La minaccia era chiara: senza l’autonomia regionale, ovvero, senza la normativa che avrebbe permesso alle Regioni del Nord di trattenere e gestire in loco un vero e proprio “malloppo” di risorse aggiuntive (roba da miliardi di euro), la delegazione della “Lega Nord” capeggiata dal sottosegretario Giorgetti avrebbe lasciato l’esecutivo sancendo di fatto e platealmente quella spaccatura che da mesi alberga in via Bellerio.
Per Matteo Salvini ed il suo progetto di “Lega nazionale” un vero e proprio ultimatum a cui il ministro dell’Interno ha dovuto far buon viso a cattivo gioco.
Ma è al momento dell’addio che è accaduto il colpo di scena: il preventivato piano per tornare alle urne studiato a tavolino dal sottosegretario Giorgetti è stato boicottato dal premier, il quale (forse d’accordo con il leader leghista che non sembra proprio entusiasta del voto in autunno), si è rifiutato di rassegnare le dimissioni rinviando tutte le decisioni al Parlamento, con i pericoli che ciò comporta per lo scioglimento delle Camere e l’approvazione (e con la crisi sempre più lontana) dell’autonomia regionale. Approvazione che, paradossalmente, il leader 5 Stelle Luigi Di Maio, con qualche modifica, aveva assicurato.

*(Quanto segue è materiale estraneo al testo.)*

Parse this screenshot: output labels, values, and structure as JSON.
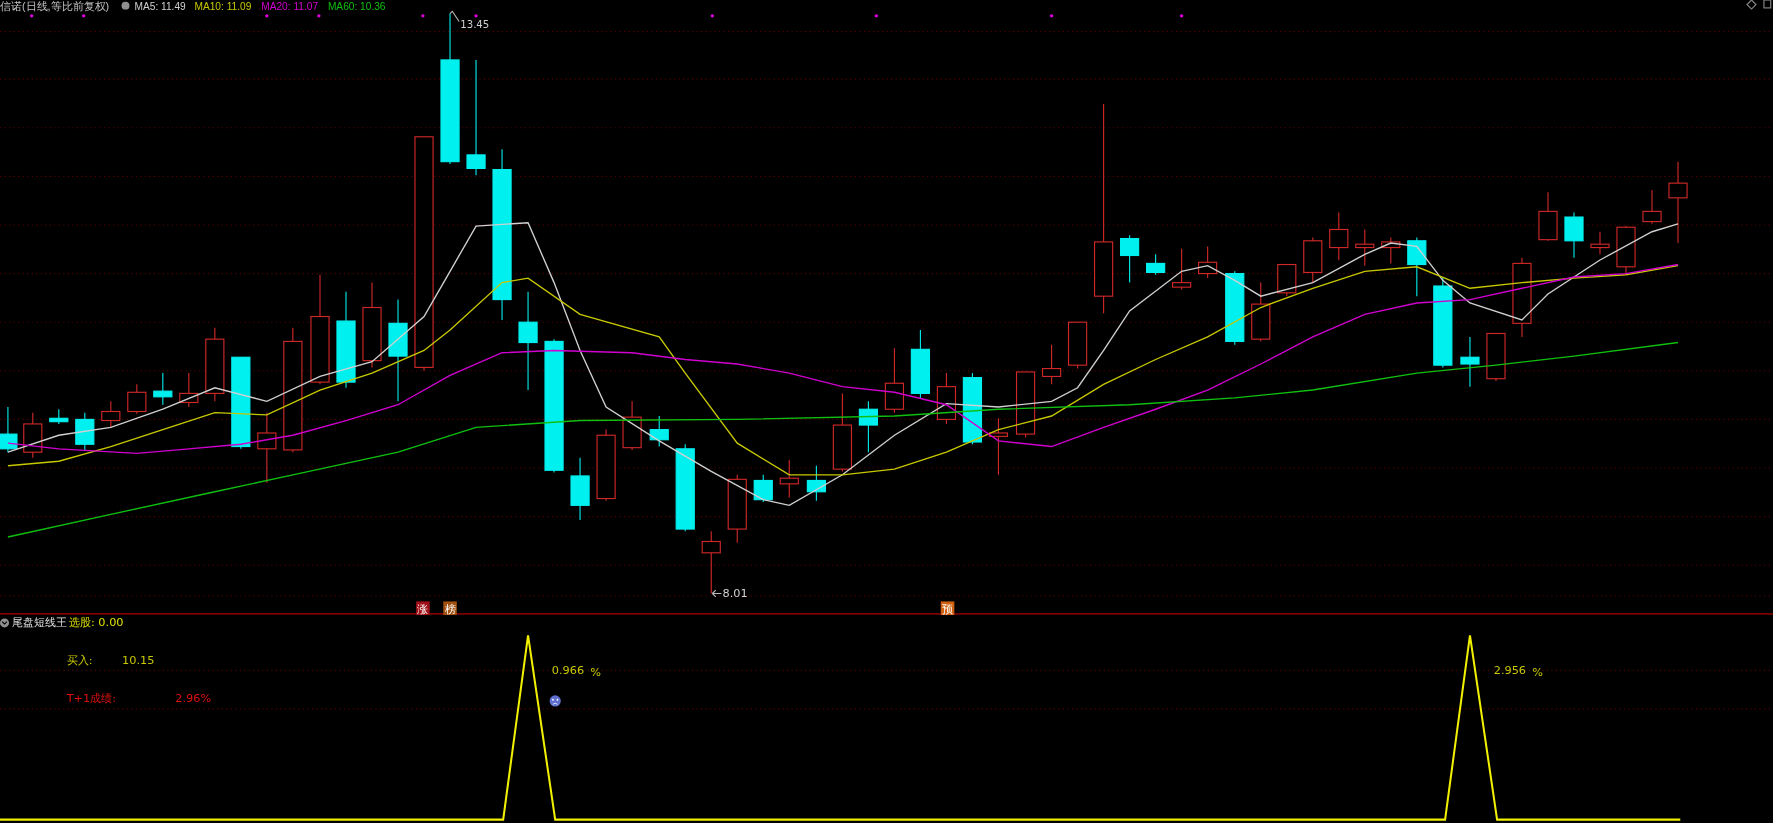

Un corto circuito che rischia di diventare un boomerang per la Lega, costretta a rinnegare un’esperienza che Salvini in persona aveva voluto e difeso con i denti e che – comunque la si veda – aveva fruttato il raddoppio dei consensi per il Carroccio, l’aumento della compagine di governo in camicia verde con l’insediamento del nuovo ministro salviniano al dicastero dei rapporti con l’Europa e la possibilità di nominare un esponente leghista a Bruxelles.
Insomma una stagione di successi immolata sull’altare “dell’egoismo regionale” e della bramosia di potere da parte del Nord.

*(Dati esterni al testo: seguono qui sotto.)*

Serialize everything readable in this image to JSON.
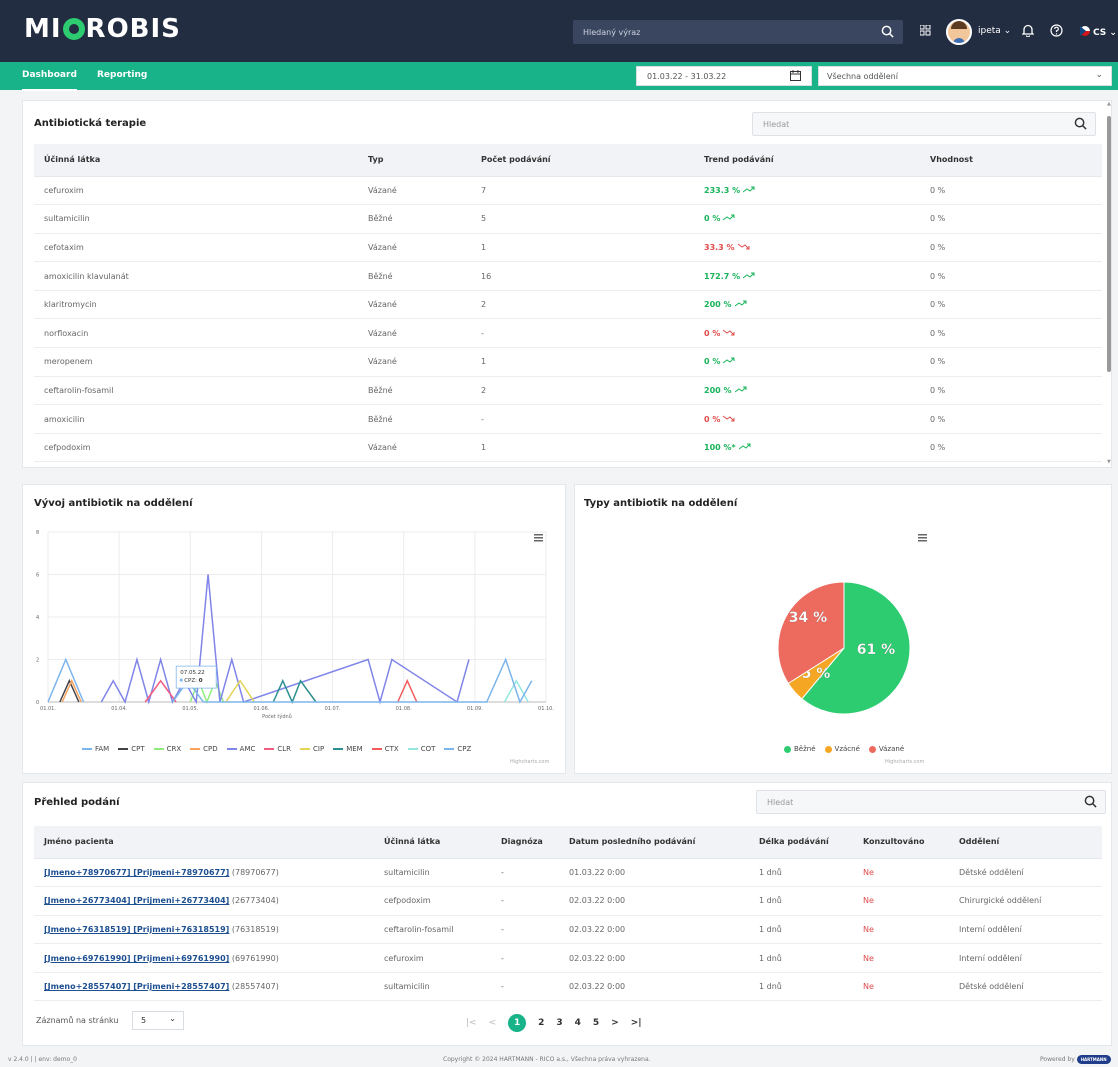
{
  "app": {
    "logo": "MI ROBIS"
  },
  "header": {
    "search_placeholder": "Hledaný výraz",
    "user": "ipeta",
    "lang": "CS"
  },
  "nav": {
    "tabs": [
      {
        "label": "Dashboard",
        "active": true
      },
      {
        "label": "Reporting",
        "active": false
      }
    ],
    "date_range": "01.03.22 - 31.03.22",
    "department": "Všechna oddělení"
  },
  "therapy": {
    "title": "Antibiotická terapie",
    "search_placeholder": "Hledat",
    "columns": [
      "Účinná látka",
      "Typ",
      "Počet podávání",
      "Trend podávání",
      "Vhodnost"
    ],
    "rows": [
      {
        "name": "cefuroxim",
        "type": "Vázané",
        "count": "7",
        "trend": "233.3 %",
        "dir": "up",
        "fit": "0 %"
      },
      {
        "name": "sultamicilin",
        "type": "Běžné",
        "count": "5",
        "trend": "0 %",
        "dir": "up",
        "fit": "0 %"
      },
      {
        "name": "cefotaxim",
        "type": "Vázané",
        "count": "1",
        "trend": "33.3 %",
        "dir": "down",
        "fit": "0 %"
      },
      {
        "name": "amoxicilin klavulanát",
        "type": "Běžné",
        "count": "16",
        "trend": "172.7 %",
        "dir": "up",
        "fit": "0 %"
      },
      {
        "name": "klaritromycin",
        "type": "Vázané",
        "count": "2",
        "trend": "200 %",
        "dir": "up",
        "fit": "0 %"
      },
      {
        "name": "norfloxacin",
        "type": "Vázané",
        "count": "-",
        "trend": "0 %",
        "dir": "down",
        "fit": "0 %"
      },
      {
        "name": "meropenem",
        "type": "Vázané",
        "count": "1",
        "trend": "0 %",
        "dir": "up",
        "fit": "0 %"
      },
      {
        "name": "ceftarolin-fosamil",
        "type": "Běžné",
        "count": "2",
        "trend": "200 %",
        "dir": "up",
        "fit": "0 %"
      },
      {
        "name": "amoxicilin",
        "type": "Běžné",
        "count": "-",
        "trend": "0 %",
        "dir": "down",
        "fit": "0 %"
      },
      {
        "name": "cefpodoxim",
        "type": "Vázané",
        "count": "1",
        "trend": "100 %*",
        "dir": "up",
        "fit": "0 %"
      }
    ]
  },
  "colors": {
    "accent": "#19b38a",
    "topbar": "#232d42",
    "up": "#19b35a",
    "down": "#e14b4b"
  },
  "chart_data": [
    {
      "type": "line",
      "title": "Vývoj antibiotik na oddělení",
      "xlabel": "Počet týdnů",
      "x_tick_labels": [
        "01.01.",
        "01.04.",
        "01.05.",
        "01.06.",
        "01.07.",
        "01.08.",
        "01.09.",
        "01.10."
      ],
      "ylim": [
        0,
        8
      ],
      "y_ticks": [
        0,
        2,
        4,
        6,
        8
      ],
      "grid": true,
      "legend": "bottom",
      "tooltip": {
        "date": "07.05.22",
        "series": "CPZ",
        "value": "0"
      },
      "credits": "Highcharts.com",
      "series": [
        {
          "name": "FAM",
          "color": "#7cb5ec",
          "x": [
            0,
            1.5,
            3
          ],
          "values": [
            0,
            2,
            0
          ]
        },
        {
          "name": "CPT",
          "color": "#434348",
          "x": [
            1,
            1.8,
            2.6
          ],
          "values": [
            0,
            1,
            0
          ]
        },
        {
          "name": "CRX",
          "color": "#90ed7d",
          "x": [
            12,
            12.7,
            13.4,
            14.1,
            14.8
          ],
          "values": [
            0,
            1,
            0,
            1,
            0
          ]
        },
        {
          "name": "CPD",
          "color": "#f7a35c",
          "x": [
            1.2,
            2,
            2.8
          ],
          "values": [
            0,
            1,
            0
          ]
        },
        {
          "name": "AMC",
          "color": "#8085e9",
          "x": [
            4.5,
            5.5,
            6.5,
            7.5,
            8.5,
            9.5,
            10.5,
            11.5,
            12.5,
            13.5,
            14.5,
            15.5,
            16.5,
            27,
            28,
            29,
            34.5,
            35.5
          ],
          "values": [
            0,
            1,
            0,
            2,
            0,
            2,
            0,
            1,
            0,
            6,
            0,
            2,
            0,
            2,
            0,
            2,
            0,
            2
          ]
        },
        {
          "name": "CLR",
          "color": "#f15c80",
          "x": [
            8.2,
            9.5,
            10.8
          ],
          "values": [
            0,
            1,
            0
          ]
        },
        {
          "name": "CIP",
          "color": "#e4d354",
          "x": [
            15,
            16.2,
            17.4
          ],
          "values": [
            0,
            1,
            0
          ]
        },
        {
          "name": "MEM",
          "color": "#2b908f",
          "x": [
            19,
            19.8,
            20.6,
            21.3,
            22.6
          ],
          "values": [
            0,
            1,
            0,
            1,
            0
          ]
        },
        {
          "name": "CTX",
          "color": "#f45b5b",
          "x": [
            29.5,
            30.3,
            31.1
          ],
          "values": [
            0,
            1,
            0
          ]
        },
        {
          "name": "COT",
          "color": "#91e8e1",
          "x": [
            38.5,
            39.5,
            40.5
          ],
          "values": [
            0,
            1,
            0
          ]
        },
        {
          "name": "CPZ",
          "color": "#7cb5ec",
          "x": [
            10.5,
            11.8,
            13.1,
            37,
            38.6,
            39.8,
            40.8
          ],
          "values": [
            0,
            1,
            0,
            0,
            2,
            0,
            1
          ]
        }
      ]
    },
    {
      "type": "pie",
      "title": "Typy antibiotik na oddělení",
      "legend": "bottom",
      "credits": "Highcharts.com",
      "slices": [
        {
          "name": "Běžné",
          "value": 61,
          "label": "61 %",
          "color": "#2ecc71"
        },
        {
          "name": "Vzácné",
          "value": 5,
          "label": "5 %",
          "color": "#f5a623"
        },
        {
          "name": "Vázané",
          "value": 34,
          "label": "34 %",
          "color": "#ec6a5e"
        }
      ]
    }
  ],
  "overview": {
    "title": "Přehled podání",
    "search_placeholder": "Hledat",
    "columns": [
      "Jméno pacienta",
      "Účinná látka",
      "Diagnóza",
      "Datum posledního podávání",
      "Délka podávání",
      "Konzultováno",
      "Oddělení"
    ],
    "rows": [
      {
        "patient": "[Jmeno+78970677] [Prijmeni+78970677]",
        "id": "(78970677)",
        "drug": "sultamicilin",
        "diagnosis": "-",
        "date": "01.03.22 0:00",
        "length": "1 dnů",
        "consulted": "Ne",
        "dept": "Dětské oddělení"
      },
      {
        "patient": "[Jmeno+26773404] [Prijmeni+26773404]",
        "id": "(26773404)",
        "drug": "cefpodoxim",
        "diagnosis": "-",
        "date": "02.03.22 0:00",
        "length": "1 dnů",
        "consulted": "Ne",
        "dept": "Chirurgické oddělení"
      },
      {
        "patient": "[Jmeno+76318519] [Prijmeni+76318519]",
        "id": "(76318519)",
        "drug": "ceftarolin-fosamil",
        "diagnosis": "-",
        "date": "02.03.22 0:00",
        "length": "1 dnů",
        "consulted": "Ne",
        "dept": "Interní oddělení"
      },
      {
        "patient": "[Jmeno+69761990] [Prijmeni+69761990]",
        "id": "(69761990)",
        "drug": "cefuroxim",
        "diagnosis": "-",
        "date": "02.03.22 0:00",
        "length": "1 dnů",
        "consulted": "Ne",
        "dept": "Interní oddělení"
      },
      {
        "patient": "[Jmeno+28557407] [Prijmeni+28557407]",
        "id": "(28557407)",
        "drug": "sultamicilin",
        "diagnosis": "-",
        "date": "02.03.22 0:00",
        "length": "1 dnů",
        "consulted": "Ne",
        "dept": "Dětské oddělení"
      }
    ],
    "per_page_label": "Záznamů na stránku",
    "per_page_value": "5",
    "pages": [
      "1",
      "2",
      "3",
      "4",
      "5"
    ],
    "current_page": "1"
  },
  "footer": {
    "version": "v 2.4.0 | | env: demo_0",
    "copyright": "Copyright © 2024 HARTMANN - RICO a.s., Všechna práva vyhrazena.",
    "powered": "Powered by",
    "powered_logo": "HARTMANN"
  }
}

Eppure, proprio i molti pericoli: l’insicurezza del voto (i franchi tiratori della non-fiducia sono sempre in agguato), il rischio del “Governo di scopo” di stampo mattarelliano assai poco autonomista e il rinvio sine die della riduzione fiscale, potrebbero – alla fine – far rinsavire molti e consigliare la stesura di un nuovo “contratto” e la ripresa della navigazione del gabinetto Conte che, in barba a tutti, è sempre in sella; sostenuto da un lato dal partito di maggioranza relativa in Parlamento che all’occorrenza potrebbe sempre divenire il motore per nuove alleanze; e dall’altro, dal Colle più alto, per vocazione prudente, accorto ed esperto in venti di burrasca.
Lo scenario è apertissimo. E niente appare scontato.
Ciononostante una certezza brilla chiara nel firmamento della politica italiana: la Lega, il partito più gettonato dagli elettori, nell’infinito “gioco del cerino” stavolta rischia davvero di bruciarsi le dita.